Analysis of the Mechanical Behaviour of a Tube Confined within a Granular Medium

Abstract

Abstract: Understanding the mechanical behaviour of confined cylindrical shells is essential for the long-term stability of geotechnical structures such as buried pipelines and well casings. These structures often experience lateral loading when embedded in granular materials or rock, resulting in complex solid-to-solid interactions. This study investigates the stability of a metallic tube confined within such media through a combination of experimental and numerical approaches. A laboratory-scale test setup was developed to conduct controlled experiments on instrumented metallic tubes. The setup enabled the determination of the critical buckling pressure, identification of post-buckling stability loss, and monitoring of local deformations leading to failure. The study revealed that both nature (homogeneous vs. bi-material) and the stiffness of the confining medium significantly influence the critical buckling pressure and the angular extension of the single-lobe deformation pattern.
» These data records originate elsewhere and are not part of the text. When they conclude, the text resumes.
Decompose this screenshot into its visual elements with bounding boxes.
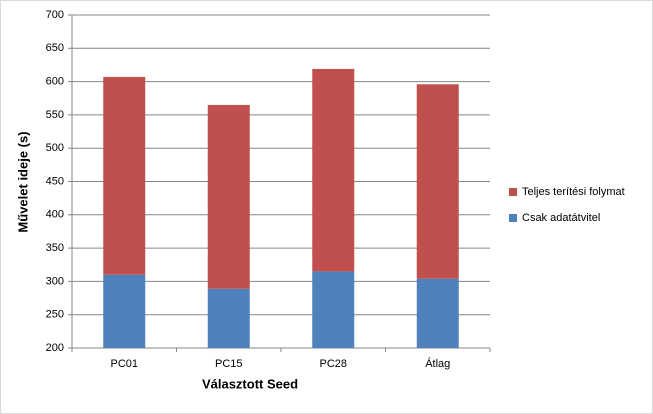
y-tick-label: 300: [46, 275, 64, 287]
legend-swatch: [509, 214, 517, 222]
bar-segment: [103, 274, 146, 348]
x-tick-label: PC28: [319, 358, 347, 370]
bar-segment: [207, 288, 250, 348]
legend-label: Teljes terítési folymat: [522, 186, 625, 198]
y-tick-label: 700: [46, 9, 64, 21]
legend-swatch: [509, 188, 517, 196]
y-tick-label: 650: [46, 42, 64, 54]
y-tick-label: 250: [46, 309, 64, 321]
bar-segment: [312, 68, 355, 272]
x-tick-label: PC01: [110, 358, 138, 370]
y-tick-label: 600: [46, 76, 64, 88]
y-tick-label: 450: [46, 175, 64, 187]
x-tick-label: Átlag: [425, 357, 450, 370]
y-tick-label: 350: [46, 242, 64, 254]
bar-segment: [416, 84, 459, 279]
legend-label: Csak adatátvitel: [522, 212, 600, 224]
y-tick-label: 550: [46, 109, 64, 121]
y-axis-title: Művelet ideje (s): [15, 131, 30, 232]
bar-segment: [207, 104, 250, 289]
x-axis-title: Választott Seed: [202, 376, 298, 391]
bar-segment: [416, 278, 459, 348]
y-tick-label: 400: [46, 209, 64, 221]
bar-segment: [312, 271, 355, 348]
y-tick-label: 200: [46, 342, 64, 354]
y-tick-label: 500: [46, 142, 64, 154]
x-tick-label: PC15: [215, 358, 243, 370]
bar-segment: [103, 76, 146, 275]
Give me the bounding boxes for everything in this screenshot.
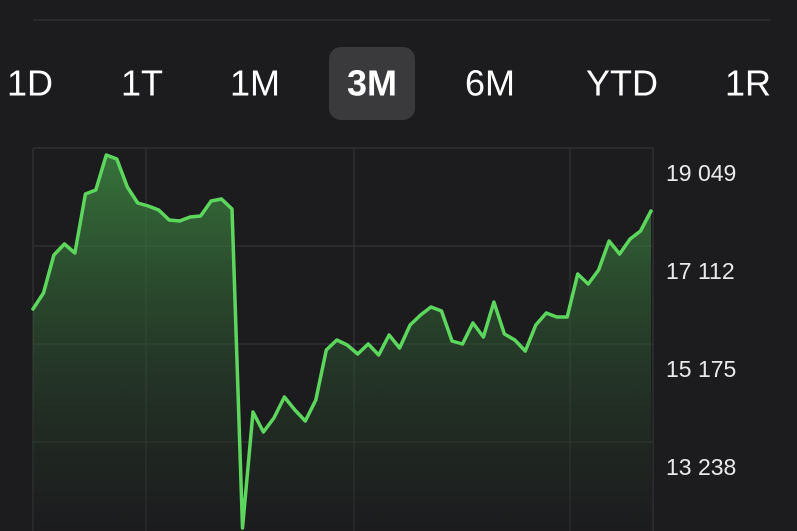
range-tab[interactable]: 1D — [7, 63, 53, 104]
range-tab[interactable]: YTD — [586, 63, 658, 104]
range-tab[interactable]: 6M — [465, 63, 515, 104]
range-tab[interactable]: 1R — [725, 63, 771, 104]
y-tick-label: 13 238 — [666, 454, 736, 480]
range-tab[interactable]: 1T — [121, 63, 163, 104]
y-tick-label: 15 175 — [666, 356, 736, 382]
y-tick-label: 19 049 — [666, 160, 736, 186]
selected-tab-bg — [329, 47, 415, 120]
price-line — [31, 153, 653, 530]
y-tick-label: 17 112 — [666, 258, 735, 284]
range-tab[interactable]: 3M — [347, 63, 397, 104]
range-tab[interactable]: 1M — [230, 63, 280, 104]
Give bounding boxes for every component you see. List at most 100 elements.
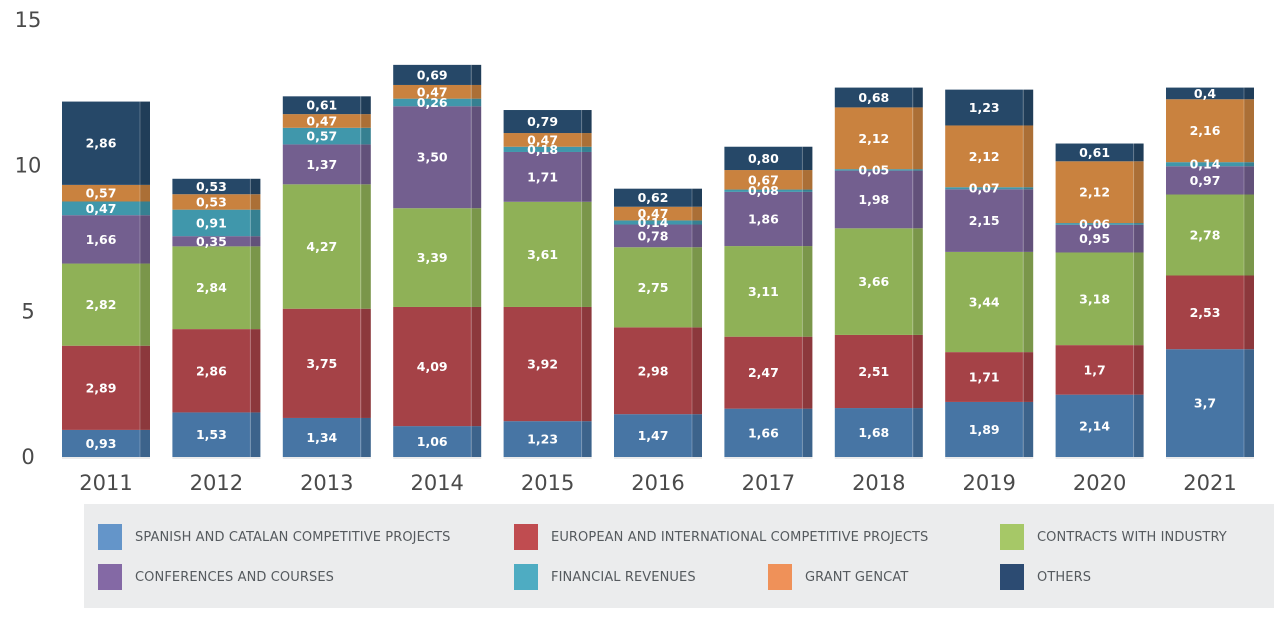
bar-segment-side — [802, 191, 813, 247]
bar-segment-side — [140, 101, 150, 185]
bar-segment-side — [250, 246, 261, 330]
data-label: 2,84 — [196, 280, 227, 295]
data-label: 0,47 — [527, 132, 558, 147]
bar-segment-side — [140, 429, 150, 457]
bar-segment-side — [360, 184, 371, 309]
bar-segment — [614, 206, 692, 221]
bar-segment-side — [581, 151, 592, 202]
bar-segment-side — [471, 84, 482, 99]
bar-segment-side — [692, 224, 702, 248]
bar-segment — [1166, 87, 1244, 100]
bar-segment-side — [360, 114, 371, 128]
data-label: 2,78 — [1190, 228, 1221, 243]
bar-segment-side — [692, 327, 702, 415]
data-label: 2,15 — [969, 213, 1000, 228]
bar-segment-side — [250, 178, 261, 195]
data-label: 2,12 — [1079, 185, 1110, 200]
data-label: 1,66 — [748, 425, 779, 440]
bar-segment — [503, 421, 582, 457]
bar-segment-side — [140, 201, 150, 216]
bar-segment-side — [912, 408, 923, 457]
x-tick-label: 2015 — [521, 471, 574, 495]
bar-segment-side — [802, 170, 813, 190]
bar-segment — [834, 170, 913, 229]
legend-swatch — [514, 564, 538, 590]
bar-segment-side — [140, 184, 150, 202]
bar-segment-side — [250, 194, 261, 210]
bar-segment-side — [1023, 401, 1034, 457]
bar-stack-2018: 1,68 2,51 3,66 1,98 0,05 2,12 0,68 — [834, 87, 923, 459]
bar-shadow — [503, 457, 592, 459]
data-label: 0,80 — [748, 151, 779, 166]
bar-shadow — [614, 457, 702, 459]
bar-segment-side — [1244, 99, 1254, 163]
bar-segment — [1166, 162, 1244, 167]
bar-segment — [1055, 252, 1134, 346]
data-label: 2,47 — [748, 365, 779, 380]
bar-segment — [614, 327, 692, 415]
data-label: 0,93 — [86, 436, 117, 451]
data-label: 2,12 — [969, 149, 1000, 164]
bar-segment — [172, 236, 251, 247]
bar-segment — [614, 414, 692, 457]
bar-segment — [724, 408, 803, 457]
data-label: 0,35 — [196, 234, 227, 249]
data-label: 0,61 — [1079, 145, 1110, 160]
bar-segment-side — [1244, 166, 1254, 195]
bar-segment-side — [581, 201, 592, 307]
bar-segment-side — [1133, 252, 1144, 346]
bar-segment-side — [802, 146, 813, 171]
legend-swatch — [768, 564, 792, 590]
bar-segment — [945, 352, 1024, 402]
bar-segment — [945, 89, 1024, 126]
data-label: 0,47 — [306, 113, 337, 128]
bar-shadow — [172, 457, 261, 459]
bar-segment-side — [912, 169, 923, 171]
bar-segment — [724, 336, 803, 409]
bar-segment — [724, 146, 803, 171]
bar-stack-2017: 1,66 2,47 3,11 1,86 0,080,67 0,80 — [724, 146, 813, 459]
bar-segment — [724, 189, 803, 192]
bar-segment — [1055, 161, 1134, 224]
bar-segment-side — [912, 170, 923, 229]
bar-segment — [172, 246, 251, 330]
data-label: 4,09 — [417, 359, 448, 374]
legend-swatch — [98, 564, 122, 590]
data-label: 1,34 — [306, 430, 337, 445]
bar-segment — [724, 191, 803, 247]
bar-segment — [282, 114, 361, 128]
bar-segment — [62, 101, 140, 185]
bar-segment-side — [581, 110, 592, 134]
data-label: 1,06 — [417, 434, 448, 449]
bar-segment-side — [1023, 89, 1034, 126]
bar-segment-side — [471, 64, 482, 85]
bar-segment — [1055, 394, 1134, 457]
data-label: 0,78 — [638, 228, 669, 243]
data-label: 0,06 — [1079, 216, 1110, 231]
bar-segment-side — [802, 246, 813, 337]
bar-segment-side — [360, 417, 371, 457]
legend-label: GRANT GENCAT — [805, 569, 909, 585]
bar-segment-side — [1133, 161, 1144, 224]
data-label: 1,86 — [748, 211, 779, 226]
bar-stack-2013: 1,34 3,75 4,27 1,37 0,570,470,61 — [282, 96, 371, 459]
bar-segment-side — [581, 133, 592, 147]
x-tick-label: 2013 — [300, 471, 353, 495]
bar-segment-side — [471, 98, 482, 107]
data-label: 3,92 — [527, 357, 558, 372]
data-label: 0,47 — [638, 206, 669, 221]
x-tick-label: 2012 — [190, 471, 243, 495]
data-label: 0,05 — [858, 162, 889, 177]
bar-shadow — [1055, 457, 1144, 459]
legend-label: FINANCIAL REVENUES — [551, 569, 696, 585]
bar-stack-2015: 1,23 3,92 3,61 1,71 0,180,47 0,79 — [503, 110, 592, 459]
bar-segment — [1166, 275, 1244, 350]
bar-segment — [503, 201, 582, 307]
bar-segment — [62, 263, 140, 346]
data-label: 0,4 — [1194, 86, 1216, 101]
bar-segment — [834, 107, 913, 170]
bar-shadow — [62, 457, 150, 459]
bar-segment — [393, 64, 472, 85]
bar-segment — [614, 224, 692, 248]
bar-segment — [1055, 223, 1134, 225]
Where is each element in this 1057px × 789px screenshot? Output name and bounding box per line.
Complementary finite element simulations were performed to interpret the experimental findings. The numerical results showed excellent agreement with the experimental data, validating the modelling approach. Simulations further provided detailed insights into the initiation and evolution of buckling prior to structural instability under increasing lateral confinement. These findings contribute to a deeper understanding of confined shell behaviour and have practical implications for the design and assessment of underground tubular structures.